Optimizing Antibiotic Use in Respiratory Infections: From Evidence to Implementation

Over the past eight years, Noémie Boillat Blanco’s research has concentrated on clinical trials evaluating interventions aimed at optimizing antibiotic prescribing and ensuring patient safety in community-acquired respiratory tract infections. With the growing threat of antibiotic resistance, improving antibiotic has become a critical priority. She designs and tailors interventions to fit specific healthcare settings, enhancing their impact and usability.

  • As the Principal Investigator of an NRP72-funded project (SNSF grant 407240_167133/1), she demonstrated that point-of-care procalcitonin (PCT POC) testing led to a cost-effective 26% absolute reduction in 28-day antibiotic prescriptions compared to usual care [1, 2]. These findings contributed to the Swiss Society for Infectious Diseases incorporating procalcitonin into pneumonia treatment guidelines.
  • She is also the co-Principal Investigator of the "ImPro" study (SNSF grant 32003B_212429), which evaluates the best strategy for implementing PCT POC in real-world clinical practice to assess its impact on antibiotic use [3].
  • In parallel, she leads an IICT-funded proposal, the "PLUS IS LESS" trial (SNSF grant 33IC30_201300): this multicenter study, conducted across nine Swiss emergency departments, assesses a multimodal algorithm combining point-of-care lung ultrasound and procalcitonin testing to guide antibiotic therapy [4].

Selected publications:

[1] Lhopitallier L, Kronenberg A, Meuwly JY, Locatelli I, Müller Y, Senn N, D’Acremont V, Boillat-Blanco N. Procalcitoninand lung ultrasonography point-of-care testing to determine antibiotic prescription in patients with lower respiratory tract infection in primary care: pragmatic cluster randomized trial. BMJ 2021; 374: n2132. DOI.

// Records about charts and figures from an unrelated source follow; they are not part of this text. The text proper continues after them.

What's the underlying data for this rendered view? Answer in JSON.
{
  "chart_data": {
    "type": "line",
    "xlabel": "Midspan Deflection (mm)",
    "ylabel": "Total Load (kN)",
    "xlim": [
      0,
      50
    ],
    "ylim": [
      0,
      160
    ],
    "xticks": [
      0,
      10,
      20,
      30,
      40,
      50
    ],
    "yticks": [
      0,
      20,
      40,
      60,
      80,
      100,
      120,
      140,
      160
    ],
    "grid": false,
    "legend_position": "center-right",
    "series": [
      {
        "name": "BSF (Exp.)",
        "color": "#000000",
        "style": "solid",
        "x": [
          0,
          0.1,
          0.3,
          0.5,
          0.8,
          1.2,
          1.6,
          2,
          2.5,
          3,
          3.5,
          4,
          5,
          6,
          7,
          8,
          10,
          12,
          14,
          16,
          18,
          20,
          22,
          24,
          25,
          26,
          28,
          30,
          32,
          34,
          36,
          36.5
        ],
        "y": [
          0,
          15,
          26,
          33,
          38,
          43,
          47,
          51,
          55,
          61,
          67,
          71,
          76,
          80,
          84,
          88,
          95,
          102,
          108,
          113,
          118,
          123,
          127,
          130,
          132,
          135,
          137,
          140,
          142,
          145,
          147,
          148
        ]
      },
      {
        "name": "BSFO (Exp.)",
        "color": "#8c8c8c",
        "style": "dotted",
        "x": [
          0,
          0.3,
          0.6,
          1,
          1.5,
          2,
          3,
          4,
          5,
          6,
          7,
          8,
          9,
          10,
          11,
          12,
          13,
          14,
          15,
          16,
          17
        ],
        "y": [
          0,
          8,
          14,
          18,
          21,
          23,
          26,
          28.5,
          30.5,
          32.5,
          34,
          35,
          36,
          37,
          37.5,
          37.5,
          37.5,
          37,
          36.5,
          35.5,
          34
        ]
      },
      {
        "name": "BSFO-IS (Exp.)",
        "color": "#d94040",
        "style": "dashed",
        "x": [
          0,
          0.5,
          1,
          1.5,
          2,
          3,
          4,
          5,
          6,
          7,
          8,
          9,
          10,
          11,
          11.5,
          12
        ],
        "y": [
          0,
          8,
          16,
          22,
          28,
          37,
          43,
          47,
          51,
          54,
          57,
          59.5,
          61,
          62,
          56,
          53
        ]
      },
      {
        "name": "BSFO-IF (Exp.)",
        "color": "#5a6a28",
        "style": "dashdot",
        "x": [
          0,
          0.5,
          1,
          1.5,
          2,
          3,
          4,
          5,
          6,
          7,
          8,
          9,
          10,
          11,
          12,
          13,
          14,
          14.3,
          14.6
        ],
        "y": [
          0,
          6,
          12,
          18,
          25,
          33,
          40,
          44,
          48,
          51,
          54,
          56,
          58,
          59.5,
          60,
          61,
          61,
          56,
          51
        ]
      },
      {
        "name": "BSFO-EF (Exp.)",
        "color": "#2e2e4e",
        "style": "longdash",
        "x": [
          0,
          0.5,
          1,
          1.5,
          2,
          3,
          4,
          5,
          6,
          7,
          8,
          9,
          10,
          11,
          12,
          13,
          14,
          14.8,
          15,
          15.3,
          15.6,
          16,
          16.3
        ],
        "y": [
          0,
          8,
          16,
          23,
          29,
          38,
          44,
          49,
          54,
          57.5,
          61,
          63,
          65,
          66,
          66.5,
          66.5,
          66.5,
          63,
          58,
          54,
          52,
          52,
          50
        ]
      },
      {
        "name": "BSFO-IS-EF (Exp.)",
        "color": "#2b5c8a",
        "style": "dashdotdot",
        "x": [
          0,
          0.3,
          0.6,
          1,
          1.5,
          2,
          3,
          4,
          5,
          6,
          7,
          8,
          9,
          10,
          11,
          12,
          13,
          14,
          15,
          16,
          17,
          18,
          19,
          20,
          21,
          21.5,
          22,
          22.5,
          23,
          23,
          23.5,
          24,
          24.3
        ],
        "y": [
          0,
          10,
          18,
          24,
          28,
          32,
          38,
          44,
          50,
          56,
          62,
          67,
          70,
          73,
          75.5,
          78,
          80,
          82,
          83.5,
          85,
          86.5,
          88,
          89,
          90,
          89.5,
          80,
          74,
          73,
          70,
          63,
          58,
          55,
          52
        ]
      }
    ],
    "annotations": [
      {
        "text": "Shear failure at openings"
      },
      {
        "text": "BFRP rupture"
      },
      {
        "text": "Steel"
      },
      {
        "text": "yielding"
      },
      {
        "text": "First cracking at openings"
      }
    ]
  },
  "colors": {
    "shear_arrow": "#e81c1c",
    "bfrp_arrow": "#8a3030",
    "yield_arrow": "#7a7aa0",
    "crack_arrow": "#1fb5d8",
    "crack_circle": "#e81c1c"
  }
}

[2] Cisco G, Meier AN, Senn N, Mueller Y, Kronenberg A, locatelli I, Knüsli J, Lhopitallier L, Boillat-Blanco N, Marti J. Cost-effectiveness analysis of procalcitonin and lung ultrasonography guided antibiotic prescription in primary care. Eur J Health Econ 2025; 26: 129. DOI.

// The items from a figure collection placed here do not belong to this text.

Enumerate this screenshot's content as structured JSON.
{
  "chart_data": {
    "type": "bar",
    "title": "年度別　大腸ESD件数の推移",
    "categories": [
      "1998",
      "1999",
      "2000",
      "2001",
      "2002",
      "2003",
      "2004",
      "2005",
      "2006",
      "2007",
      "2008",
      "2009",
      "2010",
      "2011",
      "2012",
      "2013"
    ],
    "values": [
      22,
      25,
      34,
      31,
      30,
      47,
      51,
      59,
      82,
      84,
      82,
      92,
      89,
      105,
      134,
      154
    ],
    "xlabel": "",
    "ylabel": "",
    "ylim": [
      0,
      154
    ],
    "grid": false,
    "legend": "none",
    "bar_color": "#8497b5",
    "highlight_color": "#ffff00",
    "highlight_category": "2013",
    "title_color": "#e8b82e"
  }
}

[3] Wolfensberger A, Gendolla SC, Dunaiceva J, Plüss-Suard C, Niquille A, Nicolet A, Marti J, Powell BJ, Naef R, Boillat-Blanco N, Mueller Y, Clack L. Systematic method for developing tailored strategies for implementing point-of-care procalcitonin testing to guide antibiotic  prescribing in Swiss primary care: a protocol for a mixed-methods participatory approach. BMJ Open 2025; 15: e091285. DOI.

[4] Bessat C, Bingisser R, Schwendinger M, Bulaty T, Fournier Y, Della Santa V, Pfeil M, Schwab D, Leuppi JD, Heigy N, Steuer S, Roos F, Christ M, Sirova A, Espejo T, Riedel H, Atzl A, Napieralski F, Marti J, Cisco G, Foley RA, Schindler M, Hartley MA, Fayet A, Garcia E, Locatelli I, Albrich WC, Hugli O, Boillat-Blanco N. PLUS-IS-LESS project: Procalcitonin and Lung UltraSonography based antibiotherapy in patients with Lower rESpiratory tract infection in Swiss Emergency Departments: study protocol for a pragmatic stepped-wedge cluster randomized trial. Trials 2024; 25: 86. DOI.